CINE › “A PRAIRIE HOME COMPANION”, LO NUEVO DE ROBERT ALTMAN EN BERLIN

La nostalgia de un viejo rebelde

Lejos de su conocido espíritu corrosivo, Altman presentó en competencia, en la Berlinale, una película que retrata con calidez el ambiente y los personajes de la música country.

Por Luciano Monteagudo
Desde Berlín


Un viejo teatro de provincia se prepara para la última función. En la sala, algunos pocos fieles siguen en las sombras los incipientes movimientos en el escenario.

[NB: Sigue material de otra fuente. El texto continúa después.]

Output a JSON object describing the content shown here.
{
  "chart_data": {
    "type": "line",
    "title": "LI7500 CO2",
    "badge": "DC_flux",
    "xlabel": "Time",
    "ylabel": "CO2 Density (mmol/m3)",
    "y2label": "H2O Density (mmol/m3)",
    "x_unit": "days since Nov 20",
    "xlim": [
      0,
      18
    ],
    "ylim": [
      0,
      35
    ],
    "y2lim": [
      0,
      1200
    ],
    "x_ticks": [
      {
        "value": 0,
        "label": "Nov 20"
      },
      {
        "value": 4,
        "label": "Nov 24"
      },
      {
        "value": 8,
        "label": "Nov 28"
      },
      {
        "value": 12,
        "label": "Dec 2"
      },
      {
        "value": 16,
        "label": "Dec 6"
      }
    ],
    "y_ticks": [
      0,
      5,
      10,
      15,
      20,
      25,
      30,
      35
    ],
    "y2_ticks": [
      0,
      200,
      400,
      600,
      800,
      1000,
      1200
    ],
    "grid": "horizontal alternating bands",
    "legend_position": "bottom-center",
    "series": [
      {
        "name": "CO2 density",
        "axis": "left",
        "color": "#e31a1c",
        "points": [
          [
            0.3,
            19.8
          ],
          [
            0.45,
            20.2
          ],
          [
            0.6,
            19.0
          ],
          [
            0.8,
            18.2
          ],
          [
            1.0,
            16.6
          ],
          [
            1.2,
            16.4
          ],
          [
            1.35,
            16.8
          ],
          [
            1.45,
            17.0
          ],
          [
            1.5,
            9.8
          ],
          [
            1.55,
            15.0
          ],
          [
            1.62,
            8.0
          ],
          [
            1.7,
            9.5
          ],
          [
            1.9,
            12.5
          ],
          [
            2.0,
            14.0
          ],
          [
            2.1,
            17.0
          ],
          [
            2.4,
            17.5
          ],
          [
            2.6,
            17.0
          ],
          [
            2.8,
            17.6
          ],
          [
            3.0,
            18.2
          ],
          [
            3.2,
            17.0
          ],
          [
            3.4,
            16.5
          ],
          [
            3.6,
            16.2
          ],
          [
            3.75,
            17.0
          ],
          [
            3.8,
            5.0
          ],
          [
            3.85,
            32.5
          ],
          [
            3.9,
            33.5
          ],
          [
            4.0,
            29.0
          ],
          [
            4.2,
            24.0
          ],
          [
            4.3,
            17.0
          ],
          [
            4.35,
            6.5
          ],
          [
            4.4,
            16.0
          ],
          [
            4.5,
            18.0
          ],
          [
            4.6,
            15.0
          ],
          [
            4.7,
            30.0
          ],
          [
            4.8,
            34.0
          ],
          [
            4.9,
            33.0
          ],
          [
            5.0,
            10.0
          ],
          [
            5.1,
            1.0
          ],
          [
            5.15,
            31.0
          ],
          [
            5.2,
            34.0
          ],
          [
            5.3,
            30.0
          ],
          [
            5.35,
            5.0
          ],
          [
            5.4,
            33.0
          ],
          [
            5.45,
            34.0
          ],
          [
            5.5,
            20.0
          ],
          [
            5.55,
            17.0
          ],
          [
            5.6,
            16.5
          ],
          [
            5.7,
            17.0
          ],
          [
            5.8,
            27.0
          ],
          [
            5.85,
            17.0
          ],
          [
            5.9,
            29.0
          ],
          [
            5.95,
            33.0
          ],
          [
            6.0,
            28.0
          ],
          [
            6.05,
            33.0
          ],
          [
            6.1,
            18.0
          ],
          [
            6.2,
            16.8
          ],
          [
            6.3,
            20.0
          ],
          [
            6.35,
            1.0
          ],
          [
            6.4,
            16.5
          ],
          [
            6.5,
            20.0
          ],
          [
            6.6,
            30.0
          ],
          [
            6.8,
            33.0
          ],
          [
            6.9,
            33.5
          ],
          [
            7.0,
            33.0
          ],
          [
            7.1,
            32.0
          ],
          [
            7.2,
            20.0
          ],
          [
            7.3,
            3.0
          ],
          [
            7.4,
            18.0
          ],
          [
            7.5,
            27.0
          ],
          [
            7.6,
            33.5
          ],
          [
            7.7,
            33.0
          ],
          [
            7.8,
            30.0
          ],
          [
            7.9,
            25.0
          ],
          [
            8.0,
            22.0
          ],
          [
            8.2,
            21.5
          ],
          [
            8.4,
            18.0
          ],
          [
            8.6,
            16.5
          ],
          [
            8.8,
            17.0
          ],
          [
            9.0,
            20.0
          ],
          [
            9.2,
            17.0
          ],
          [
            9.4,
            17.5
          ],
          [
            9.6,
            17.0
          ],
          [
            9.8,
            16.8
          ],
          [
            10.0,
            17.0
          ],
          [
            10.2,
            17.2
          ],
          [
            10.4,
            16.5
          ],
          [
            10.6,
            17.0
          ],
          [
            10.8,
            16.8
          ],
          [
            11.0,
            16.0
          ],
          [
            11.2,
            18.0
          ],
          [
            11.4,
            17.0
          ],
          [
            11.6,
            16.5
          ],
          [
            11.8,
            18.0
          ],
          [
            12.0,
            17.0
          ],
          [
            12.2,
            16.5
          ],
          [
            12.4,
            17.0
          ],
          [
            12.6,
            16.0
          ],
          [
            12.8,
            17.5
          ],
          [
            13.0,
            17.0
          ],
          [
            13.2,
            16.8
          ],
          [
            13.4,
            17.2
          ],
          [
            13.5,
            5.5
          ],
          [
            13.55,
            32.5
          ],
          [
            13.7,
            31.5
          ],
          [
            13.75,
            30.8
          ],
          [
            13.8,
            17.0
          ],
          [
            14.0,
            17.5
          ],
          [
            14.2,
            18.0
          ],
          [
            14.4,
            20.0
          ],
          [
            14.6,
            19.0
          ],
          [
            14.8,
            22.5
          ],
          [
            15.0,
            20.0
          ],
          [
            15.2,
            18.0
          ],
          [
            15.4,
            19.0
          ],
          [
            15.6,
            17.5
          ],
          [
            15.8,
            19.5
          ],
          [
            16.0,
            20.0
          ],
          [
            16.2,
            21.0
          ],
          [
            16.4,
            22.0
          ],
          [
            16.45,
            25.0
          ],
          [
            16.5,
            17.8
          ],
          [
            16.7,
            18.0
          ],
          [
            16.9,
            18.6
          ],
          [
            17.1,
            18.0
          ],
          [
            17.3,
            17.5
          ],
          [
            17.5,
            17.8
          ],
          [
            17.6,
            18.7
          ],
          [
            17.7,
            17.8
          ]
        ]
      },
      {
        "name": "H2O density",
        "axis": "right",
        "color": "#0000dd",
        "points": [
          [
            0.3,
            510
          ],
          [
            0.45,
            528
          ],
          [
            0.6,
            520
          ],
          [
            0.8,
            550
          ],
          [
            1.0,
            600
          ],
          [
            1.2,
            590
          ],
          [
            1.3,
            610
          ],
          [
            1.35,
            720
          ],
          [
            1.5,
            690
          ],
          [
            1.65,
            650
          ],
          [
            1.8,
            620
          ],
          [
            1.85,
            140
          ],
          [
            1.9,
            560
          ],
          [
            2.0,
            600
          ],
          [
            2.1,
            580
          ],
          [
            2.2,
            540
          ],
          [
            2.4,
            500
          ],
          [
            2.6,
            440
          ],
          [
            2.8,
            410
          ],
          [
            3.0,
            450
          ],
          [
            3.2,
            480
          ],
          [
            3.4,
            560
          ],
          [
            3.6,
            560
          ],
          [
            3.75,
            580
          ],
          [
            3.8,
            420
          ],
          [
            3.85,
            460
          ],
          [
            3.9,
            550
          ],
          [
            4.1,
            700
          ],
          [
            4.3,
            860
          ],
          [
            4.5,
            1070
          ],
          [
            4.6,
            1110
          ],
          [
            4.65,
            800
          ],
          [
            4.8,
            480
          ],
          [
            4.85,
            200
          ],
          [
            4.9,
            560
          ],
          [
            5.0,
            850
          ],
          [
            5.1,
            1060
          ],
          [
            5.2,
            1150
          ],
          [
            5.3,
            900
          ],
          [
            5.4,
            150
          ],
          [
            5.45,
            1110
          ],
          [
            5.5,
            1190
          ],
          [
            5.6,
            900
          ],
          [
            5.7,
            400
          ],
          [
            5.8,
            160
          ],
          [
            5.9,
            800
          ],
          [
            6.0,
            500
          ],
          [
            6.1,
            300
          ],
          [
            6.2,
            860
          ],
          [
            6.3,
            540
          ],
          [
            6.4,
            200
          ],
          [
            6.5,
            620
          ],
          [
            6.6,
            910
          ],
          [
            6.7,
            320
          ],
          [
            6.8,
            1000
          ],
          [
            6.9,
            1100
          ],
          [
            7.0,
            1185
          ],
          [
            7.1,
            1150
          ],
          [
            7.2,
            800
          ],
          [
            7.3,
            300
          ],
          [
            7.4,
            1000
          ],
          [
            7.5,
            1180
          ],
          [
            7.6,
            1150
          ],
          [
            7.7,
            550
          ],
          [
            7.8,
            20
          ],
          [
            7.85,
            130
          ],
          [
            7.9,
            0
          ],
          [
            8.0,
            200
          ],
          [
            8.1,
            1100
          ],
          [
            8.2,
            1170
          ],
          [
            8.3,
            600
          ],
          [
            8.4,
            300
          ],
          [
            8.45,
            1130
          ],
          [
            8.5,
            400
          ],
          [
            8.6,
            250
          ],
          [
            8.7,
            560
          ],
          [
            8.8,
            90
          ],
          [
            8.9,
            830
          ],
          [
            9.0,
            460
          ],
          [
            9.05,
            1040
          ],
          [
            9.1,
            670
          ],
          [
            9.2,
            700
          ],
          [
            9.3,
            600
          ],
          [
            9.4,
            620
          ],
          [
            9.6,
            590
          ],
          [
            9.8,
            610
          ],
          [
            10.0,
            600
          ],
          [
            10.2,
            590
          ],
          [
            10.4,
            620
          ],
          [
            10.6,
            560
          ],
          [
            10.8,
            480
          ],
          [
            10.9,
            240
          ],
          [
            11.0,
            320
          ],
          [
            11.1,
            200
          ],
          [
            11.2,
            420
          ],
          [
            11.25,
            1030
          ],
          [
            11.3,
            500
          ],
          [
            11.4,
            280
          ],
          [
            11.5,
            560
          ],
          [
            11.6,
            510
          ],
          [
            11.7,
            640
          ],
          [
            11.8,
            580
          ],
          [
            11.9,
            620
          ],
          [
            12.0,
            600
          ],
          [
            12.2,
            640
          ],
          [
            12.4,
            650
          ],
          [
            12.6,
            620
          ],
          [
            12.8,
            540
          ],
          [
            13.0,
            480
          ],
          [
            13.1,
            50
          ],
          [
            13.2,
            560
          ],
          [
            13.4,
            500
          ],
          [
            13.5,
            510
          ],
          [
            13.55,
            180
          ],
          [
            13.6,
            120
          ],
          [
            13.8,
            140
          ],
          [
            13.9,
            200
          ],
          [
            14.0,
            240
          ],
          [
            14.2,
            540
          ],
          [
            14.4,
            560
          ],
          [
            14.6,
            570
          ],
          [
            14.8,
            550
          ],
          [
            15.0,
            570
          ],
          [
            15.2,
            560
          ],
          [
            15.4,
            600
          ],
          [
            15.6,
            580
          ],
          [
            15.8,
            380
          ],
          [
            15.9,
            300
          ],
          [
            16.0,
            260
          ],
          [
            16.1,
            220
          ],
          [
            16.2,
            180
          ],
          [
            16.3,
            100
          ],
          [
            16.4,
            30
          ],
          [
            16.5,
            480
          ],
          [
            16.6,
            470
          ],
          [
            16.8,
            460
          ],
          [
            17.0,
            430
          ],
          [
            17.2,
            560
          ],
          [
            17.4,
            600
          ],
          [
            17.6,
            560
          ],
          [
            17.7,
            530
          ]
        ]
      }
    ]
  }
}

Pero la audiencia no está mayoritariamente allí, sino “en el éter”, a lo largo y a lo ancho de los Estados Unidos: es la despedida de A Prairie Home Companion, que supo ser uno de los programas de radio más populares del país, con su invocación a la música country y al espíritu de los pioneros. Esa atmósfera íntima y melancólica es la elegida por Robert Altman para su nueva película, con la que a los 80 años se presentó ayer en la competencia de la Berlinale.

La edad parece haber limado bastante las garras del viejo león. Si en Nashville (1975), uno de sus films más celebrados, se había permitido una mirada vitriólica sobre el mundo de la música country, sus estrellas y sus mitos, aquí en A Prairie Home Companion –el film lleva el título del programa de radio, que sigue existiendo en la realidad– se permite en cambio una aproximación más cálida y comprensiva hacia ese ambiente y sus personajes. A diferencia de su cine anterior, que se caracterizaba por un espíritu corrosivo, hay mucho de nostalgia en la nueva película de Altman y eso quizás se deba a que se trata de un proyecto realizado junto a Garrison Keillor, creador y protagonista del show, que aquí no resigna ese lugar en el centro de la escena.

Para acompañarlo, Altman lo rodeó de un buen número de famosos, empezando por Meryl Streep, que también llegó a Berlín en representación del film. Junto a Lily Tomlin (sobreviviente del elenco de Nashville), Streep compone un dúo de intérpretes de viejas canciones rancheras, que compite amablemente con una pareja masculina, integrada por Woody Harrelson y John C. Reilly, suerte de cowboys con guitarras. El empresario insensible dispuesto a cancelar el contrato del programa es Tommy Lee Jones, y Kevin Kline compone un anacrónico detective privado estilo Philip Marlowe, que ronda por el teatro en busca de una femme fatale (Virginia Madsen), más bien un ángel guardián de impermeable blanco, escapado quizás de Las alas del deseo, de Wim Wenders. En verdad, todo es bastante anacrónico en el nuevo film de Altman. Ni siquiera la estructura coral, tan consustancial a su cine, tiene aquí un brillo o un relieve particular, opacada por una sucesión de canciones y chistes que seguramente harán las delicias de los oyentes del Medio Oeste norteamericano, pero que no lograron seducir a la platea del Berlinale Palast.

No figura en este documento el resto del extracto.